La bibliothèque, le point d'ancrage des itinérants de San Francisco
Wikimedia Commons

Tel un paquebot de verre et de béton, la bibliothèque de San Francisco, résiste indifférente au déluge de pluies qui s'abat sur la ville depuis plusieurs jours. A chaque brève éclaircie, les rayons d'un soleil aussi éphémère qu'éclatant passent sur les visages nombreux et inquiets des vagabonds qui, en bandes ou en solitaire, comme les mouettes annoncent au large l'apparition d'un navire, se font et se défont aux abords de la bibliothèque.

Leur démarche d'équilibristes, leur regard absent, leurs vêtements mouillés et qui sentent mauvais, leurs chariots volés dans les supermarchés ne font pas contraste avec le faste architectural et le gazon soigné qui les entourent.
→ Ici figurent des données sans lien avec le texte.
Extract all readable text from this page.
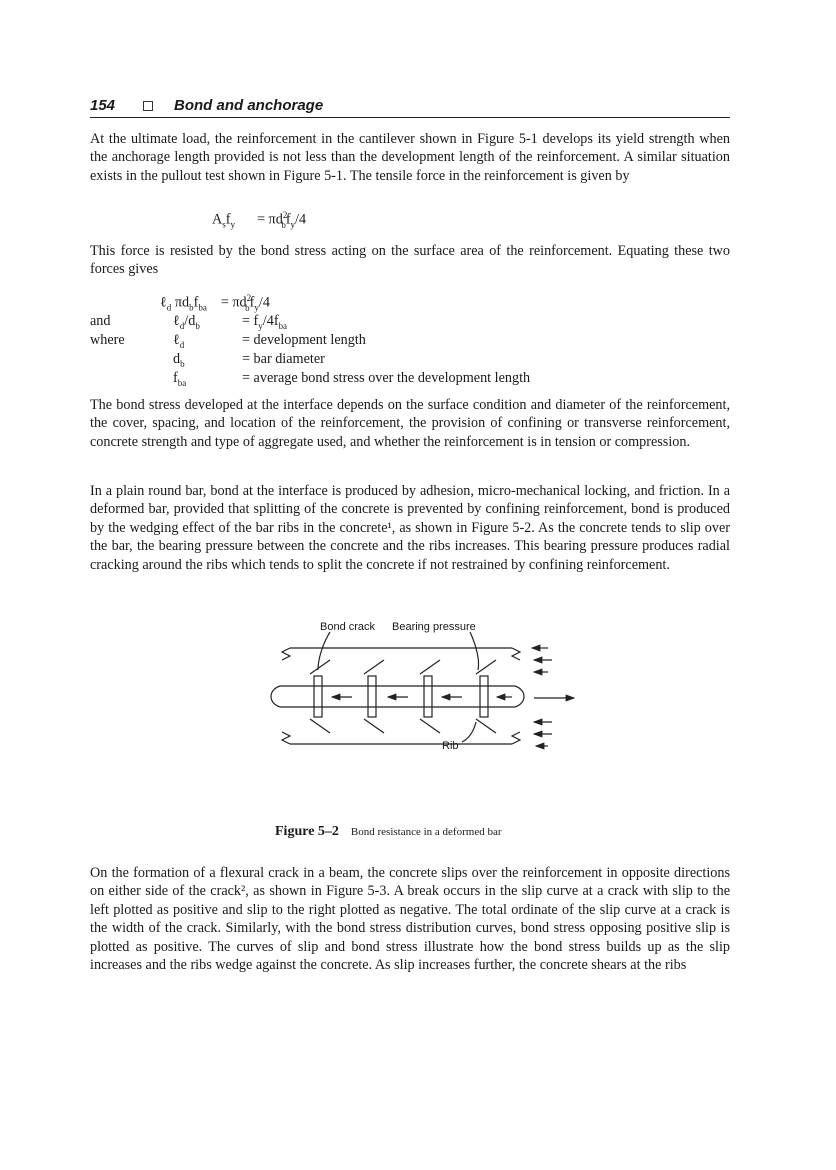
154	Bond and anchorage

At the ultimate load, the reinforcement in the cantilever shown in Figure 5-1 develops its yield strength when the anchorage length provided is not less than the development length of the reinforcement. A similar situation exists in the pullout test shown in Figure 5-1. The tensile force in the reinforcement is given by

$A_sf_y = \pi d^2_bf_y/4$

This force is resisted by the bond stress acting on the surface area of the reinforcement. Equating these two forces gives

ℓ$_d$ $\pi d_bf_{ba} = \pi d^2_bf_y/4$
and	$\ell_d/d_b$	= $f_y/4f_{ba}$
where	ℓ$_d$	= development length
$d_b$	= bar diameter
$f_{ba}$	= average bond stress over the development length

The bond stress developed at the interface depends on the surface condition and diameter of the reinforcement, the cover, spacing, and location of the reinforcement, the provision of confining or transverse reinforcement, concrete strength and type of aggregate used, and whether the reinforcement is in tension or compression.

In a plain round bar, bond at the interface is produced by adhesion, micro-mechanical locking, and friction. In a deformed bar, provided that splitting of the concrete is prevented by confining reinforcement, bond is produced by the wedging effect of the bar ribs in the concrete¹, as shown in Figure 5-2. As the concrete tends to slip over the bar, the bearing pressure between the concrete and the ribs increases. This bearing pressure produces radial cracking around the ribs which tends to split the concrete if not restrained by confining reinforcement.

Bond crack Bearing pressure
Rib
Figure 5–2 Bond resistance in a deformed bar

On the formation of a flexural crack in a beam, the concrete slips over the reinforcement in opposite directions on either side of the crack², as shown in Figure 5-3. A break occurs in the slip curve at a crack with slip to the left plotted as positive and slip to the right plotted as negative. The total ordinate of the slip curve at a crack is the width of the crack. Similarly, with the bond stress distribution curves, bond stress opposing positive slip is plotted as positive. The curves of slip and bond stress illustrate how the bond stress builds up as the slip increases and the ribs wedge against the concrete. As slip increases further, the concrete shears at the ribs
Les sans abris de San Francisco sont chez eux ici, dans le cœur géographique et politique de la ville, à Civic Center.

Vue panoramique de Civic Center à partir de la bibliothèque de San Francisco.

Voilà des décennies qu'ils font partie, au même titre que les touristes, du "paysage naturel" de ce quartier où l'immense mairie baroque de la ville fait face au Musée d'art asiatique et à la grande bibliothèque publique, sans que personne ne songe à les en déloger.

La bibliothèque est leur point d'ancrage, leur luxueuse arche de Noé, un joyau d'architecture moderne, une débauche de raffinement, six étages, immenses, ouverts, inondés de lumière. Comme les livres, la lumière y est partout présente. Elle se déverse du haut de la grande verrière qui couronne le hall d'entrée, arrive à flots par les fenêtres verticales et géantes qui donnent sur la place de Civic Center, s'infiltre par les hautes parois de verre qui ont remplacé les murs en dur. Comme les livres, la lumière ajoute à la convivialité inhérente aux lieux.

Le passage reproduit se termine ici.